North Korea frees 2 jailed U.S. journalists
SEOUL, South Korea - His mission accomplished, former President Bill Clinton left Pyongyang early Wednesday accompanied by American journalists Euna Lee and Laura Ling after North Korean leader Kim Jong Il pardoned the women from their 12-year prison sentences.
Clinton and the two Californians were flying back to the U.S., his spokesman Matt McKenna said, less than 24 hours after the former U.S. leader landed in the North Korean capital on a private, humanitarian trip to secure their release.
Clinton has "safely left North Korea with Laura Ling and Euna Lee" and all three were en route to Los Angeles, where the journalists will be reunited with their families, he said.
The White House had no comment.
Their departure was a jubilant conclusion to a more than four-month ordeal for the women arrested near the North Korean-Chinese border in March and sentenced in June to 12 years of hard labor for illegal entry and engaging in "hostile acts."
Clinton's landmark trip to Pyongyang also resulted in rare talks with reclusive Kim Jong Il that state-run media described as "wide-ranging" and "exhaustive." The meeting was Kim's first with a prominent Western figure since reportedly suffering a stroke nearly a year ago.
North Korean media characterized the women's release as proof of "humanitarian and peace-loving policy." State media said Clinton apologized on behalf of the women and relayed President Barack Obama's gratitude. The report said the visit would "contribute to deepening the understanding" between North Korea and the United States.
Time of heightened tensions
While the White House emphasized the private nature of Clinton's trip, his landmark visit to Pyongyang to free the Americans was a coup that came at a time of heightened tensions over North Korea's nuclear program.
The meeting also appeared aimed at dispelling persistent questions about the health of the authoritarian North Korean leader, who was said to be suffering from chronic diabetes and heart disease before the reported stroke.
Kim smiled broadly for a photo standing next to a towering Clinton.
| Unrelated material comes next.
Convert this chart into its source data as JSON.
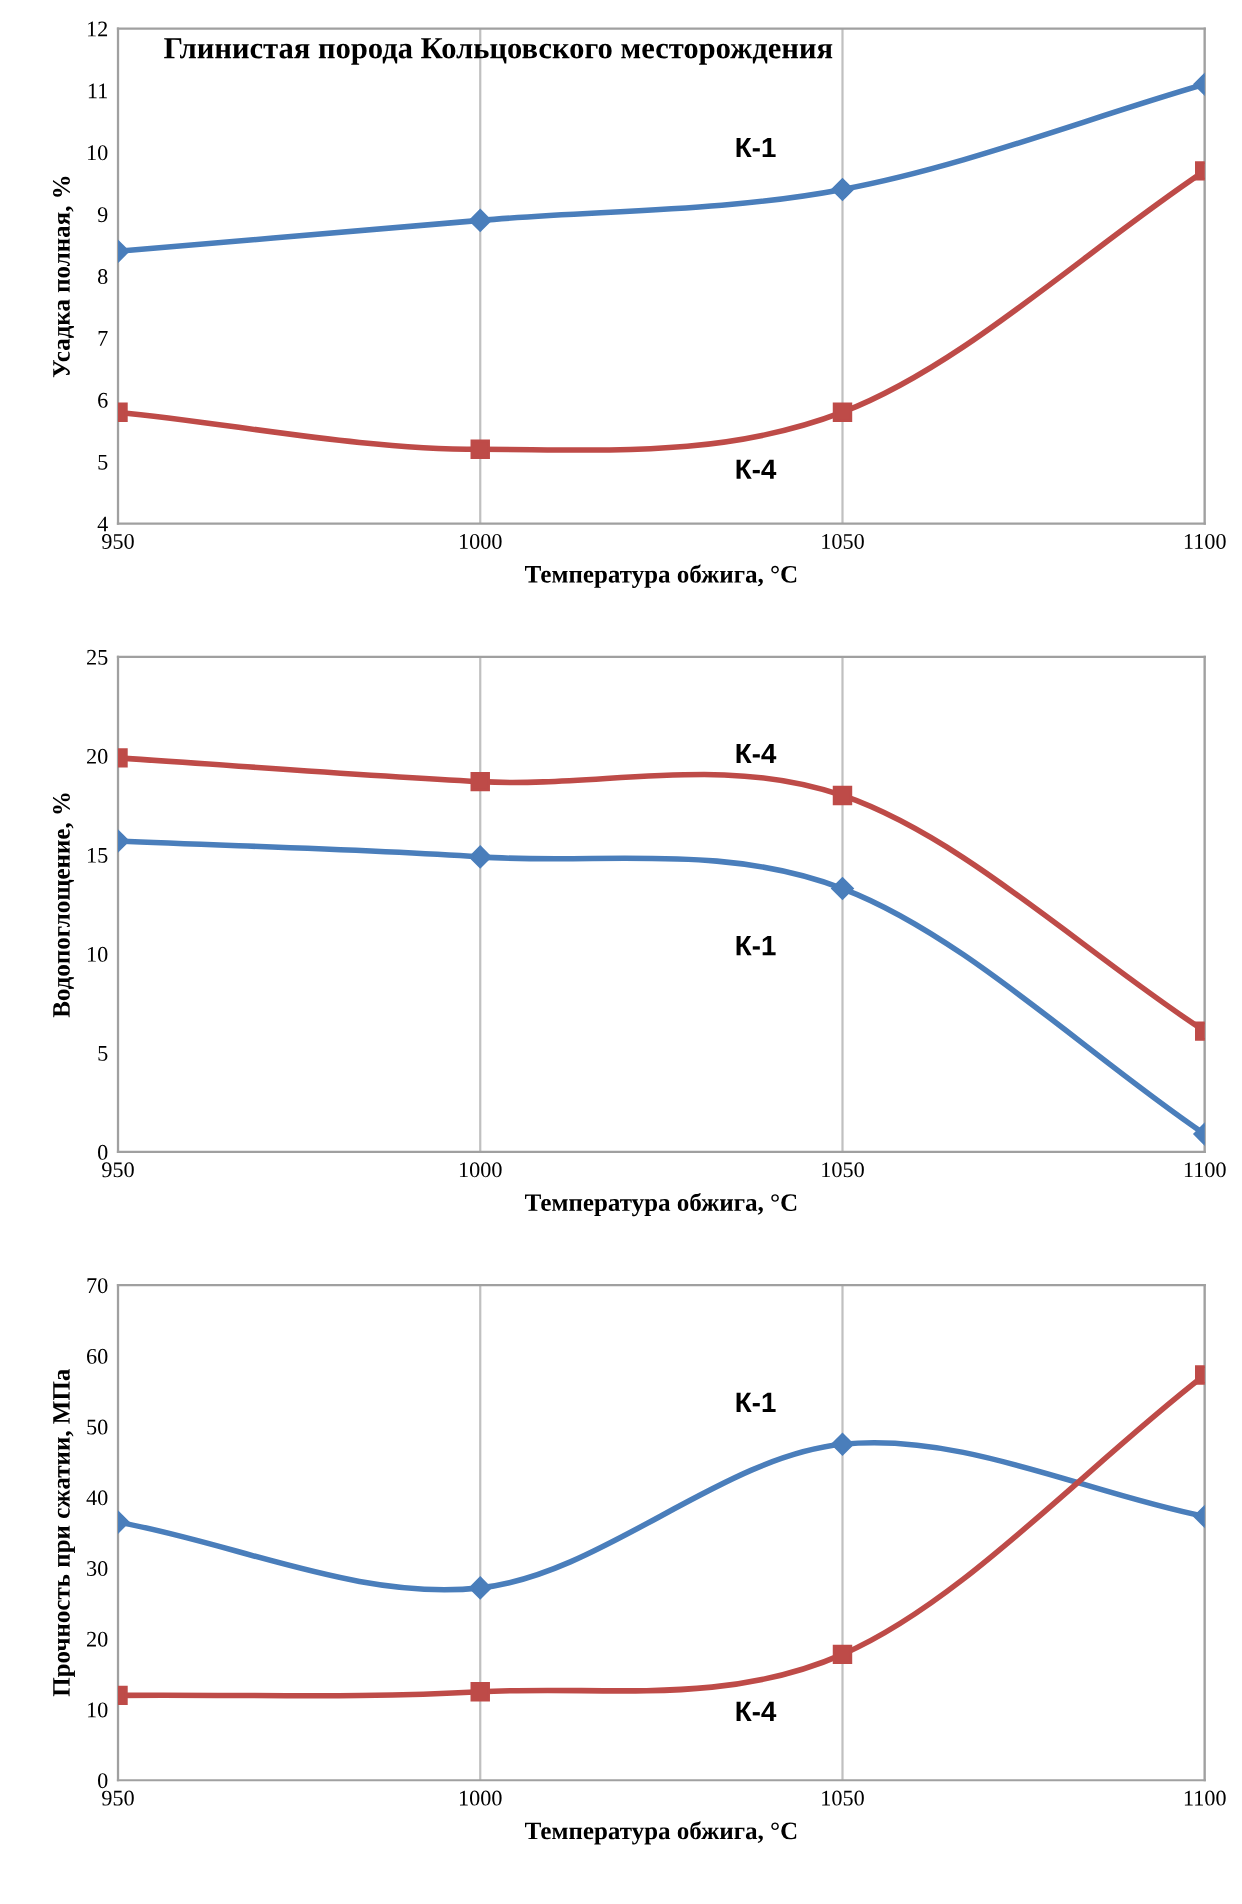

He was markedly thinner than a year ago, with his graying hair cropped short. The once-pudgy 67-year-old, who for decades had a noticeable pot belly, wore a khaki jumpsuit and appeared frail and diminutive in a group shot seated next to a robust Clinton.
North Korea accused Ling, 32, and Lee, 36, both of former Vice President Al Gore's Current TV media venture, of sneaking into the country illegally.
U.S. Secretary of State Hillary Rodham Clinton urged North Korea last month to grant them amnesty, saying they were remorseful and their families were anguished by their detention.
The journalists' release followed weeks of quiet negotiations between the State Department and the North Korean mission to the United Nations, said Daniel Sneider, associate director of research at Stanford University's Shorenstein Asia-Pacific Research Center.